Shigella regulation of GSDMD palmitoylation in epithelial cells

About This Grant

Pyroptosis is the first line of host defense that pathogens face upon encountering intestinal epithelial cells. It is an inflammatory form of cell death that leads to the rapid lysis or expulsion of infected epithelial cells and the secretion of pro-inflammatory cytokines, e.g., IL-18. Pyroptosis within human intestinal epithelial cells is primarily activated by the assembly of non-canonical inflammasomes. These complexes serve as platforms for processing and activating caspases, proteases that mediate cytokine and Gasdermin D (GSDMD) processing. The cleavage of GSDMD results in the release of its N-terminal pore-forming domain, GSDMD-NT, which then forms holes in the host cell membranes that mediate the release of cytokines and the flow of ions that eventually lead to cell swelling and lysis via the activity of NinJ1. It was recently demonstrated that the ability of GSDMD to form pores in the plasma membrane of macrophages is dependent on its palmitoylation, a reversible lipid modification mediated by members of the ZHDDC family of palmitoyl acyl-transferases (DHHC- PATs).
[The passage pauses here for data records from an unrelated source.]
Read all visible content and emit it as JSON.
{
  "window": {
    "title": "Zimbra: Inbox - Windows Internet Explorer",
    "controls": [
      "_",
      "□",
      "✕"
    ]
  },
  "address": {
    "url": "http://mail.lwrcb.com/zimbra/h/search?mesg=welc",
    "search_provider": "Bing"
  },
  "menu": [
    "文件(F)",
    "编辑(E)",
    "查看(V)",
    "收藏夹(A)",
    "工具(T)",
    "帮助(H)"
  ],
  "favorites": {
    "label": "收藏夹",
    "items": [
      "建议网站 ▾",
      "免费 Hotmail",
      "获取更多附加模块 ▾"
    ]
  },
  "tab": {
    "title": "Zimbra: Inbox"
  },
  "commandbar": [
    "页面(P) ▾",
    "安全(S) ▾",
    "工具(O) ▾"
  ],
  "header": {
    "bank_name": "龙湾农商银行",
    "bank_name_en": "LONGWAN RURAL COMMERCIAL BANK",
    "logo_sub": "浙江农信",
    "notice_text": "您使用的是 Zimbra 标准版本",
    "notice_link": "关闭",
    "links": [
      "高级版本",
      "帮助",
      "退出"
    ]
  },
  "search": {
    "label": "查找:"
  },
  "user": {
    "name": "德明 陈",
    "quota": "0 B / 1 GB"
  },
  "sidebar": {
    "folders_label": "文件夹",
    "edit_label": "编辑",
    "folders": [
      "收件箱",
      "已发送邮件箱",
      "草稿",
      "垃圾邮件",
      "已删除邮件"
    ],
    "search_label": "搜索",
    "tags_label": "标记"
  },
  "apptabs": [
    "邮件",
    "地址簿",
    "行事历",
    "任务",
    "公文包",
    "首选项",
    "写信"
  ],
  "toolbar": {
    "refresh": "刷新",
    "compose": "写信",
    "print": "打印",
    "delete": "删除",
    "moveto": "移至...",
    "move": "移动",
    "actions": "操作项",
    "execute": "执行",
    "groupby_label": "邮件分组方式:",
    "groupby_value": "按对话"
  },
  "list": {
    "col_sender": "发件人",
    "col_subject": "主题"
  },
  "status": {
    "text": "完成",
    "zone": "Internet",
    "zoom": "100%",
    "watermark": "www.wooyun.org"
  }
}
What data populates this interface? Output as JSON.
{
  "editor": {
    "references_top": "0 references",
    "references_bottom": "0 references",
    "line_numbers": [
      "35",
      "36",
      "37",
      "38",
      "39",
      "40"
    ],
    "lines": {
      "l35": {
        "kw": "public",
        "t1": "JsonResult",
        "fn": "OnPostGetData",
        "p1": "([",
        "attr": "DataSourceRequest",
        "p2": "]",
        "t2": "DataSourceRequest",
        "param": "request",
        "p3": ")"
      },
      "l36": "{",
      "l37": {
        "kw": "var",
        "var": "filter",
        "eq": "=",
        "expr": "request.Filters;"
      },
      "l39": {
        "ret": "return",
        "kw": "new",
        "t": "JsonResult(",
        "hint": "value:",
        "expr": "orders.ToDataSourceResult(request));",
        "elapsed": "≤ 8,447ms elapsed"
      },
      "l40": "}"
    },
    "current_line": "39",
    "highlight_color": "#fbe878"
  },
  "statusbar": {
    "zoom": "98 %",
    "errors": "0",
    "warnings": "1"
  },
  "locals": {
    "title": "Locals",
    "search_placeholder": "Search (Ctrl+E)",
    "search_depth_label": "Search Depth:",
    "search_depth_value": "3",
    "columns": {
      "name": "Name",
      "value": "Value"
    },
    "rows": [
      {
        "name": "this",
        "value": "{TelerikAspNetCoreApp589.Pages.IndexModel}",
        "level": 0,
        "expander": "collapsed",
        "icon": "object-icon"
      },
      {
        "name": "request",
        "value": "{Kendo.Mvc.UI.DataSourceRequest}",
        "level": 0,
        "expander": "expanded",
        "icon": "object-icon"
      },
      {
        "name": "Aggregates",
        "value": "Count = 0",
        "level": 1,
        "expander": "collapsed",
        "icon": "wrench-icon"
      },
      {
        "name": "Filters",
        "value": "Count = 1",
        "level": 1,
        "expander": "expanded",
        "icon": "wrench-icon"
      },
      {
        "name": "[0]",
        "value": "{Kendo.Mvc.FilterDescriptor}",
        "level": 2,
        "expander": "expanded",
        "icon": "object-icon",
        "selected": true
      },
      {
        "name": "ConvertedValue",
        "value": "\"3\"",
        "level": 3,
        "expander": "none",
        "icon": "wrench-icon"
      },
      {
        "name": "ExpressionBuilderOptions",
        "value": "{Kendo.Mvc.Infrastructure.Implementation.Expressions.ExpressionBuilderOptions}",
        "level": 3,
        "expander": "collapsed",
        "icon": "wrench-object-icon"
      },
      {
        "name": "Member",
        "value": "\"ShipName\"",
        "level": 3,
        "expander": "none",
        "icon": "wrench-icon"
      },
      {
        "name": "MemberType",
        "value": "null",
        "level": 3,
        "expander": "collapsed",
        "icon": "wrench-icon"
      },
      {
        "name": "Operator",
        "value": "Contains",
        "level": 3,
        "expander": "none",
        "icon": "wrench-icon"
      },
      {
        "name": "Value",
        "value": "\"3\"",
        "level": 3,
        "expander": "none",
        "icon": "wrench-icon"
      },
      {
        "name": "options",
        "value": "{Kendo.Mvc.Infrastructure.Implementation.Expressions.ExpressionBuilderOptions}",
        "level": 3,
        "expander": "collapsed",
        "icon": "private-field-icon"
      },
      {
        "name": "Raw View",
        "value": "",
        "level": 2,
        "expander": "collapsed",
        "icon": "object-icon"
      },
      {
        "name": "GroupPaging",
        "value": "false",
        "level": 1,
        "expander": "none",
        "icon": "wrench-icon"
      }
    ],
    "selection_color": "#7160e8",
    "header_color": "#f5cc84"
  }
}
Using a proximity labeling approach, we have identified a Shigella effector that suppress Shigella- triggered pyroptosis, likely by targeting the ubiquitination and degradation of ZDHHC5, one of the proteins demonstrated to modify GSDMD. These observations provide the first evidence that GSDMD palmitoylation is a major factor in the human innate response to bacterial pathogens. Here, we propose to establish that GSDMD palmitoylation is a major factor in the human innate response to bacterial pathogens and to demonstrate how Shigella flexneri blocks this response to promote their survival in host cells. Insights gained from these studies can inform the development of novel interventions to enhance the host's innate immune response that can be used as new anti-microbial treatment modalities.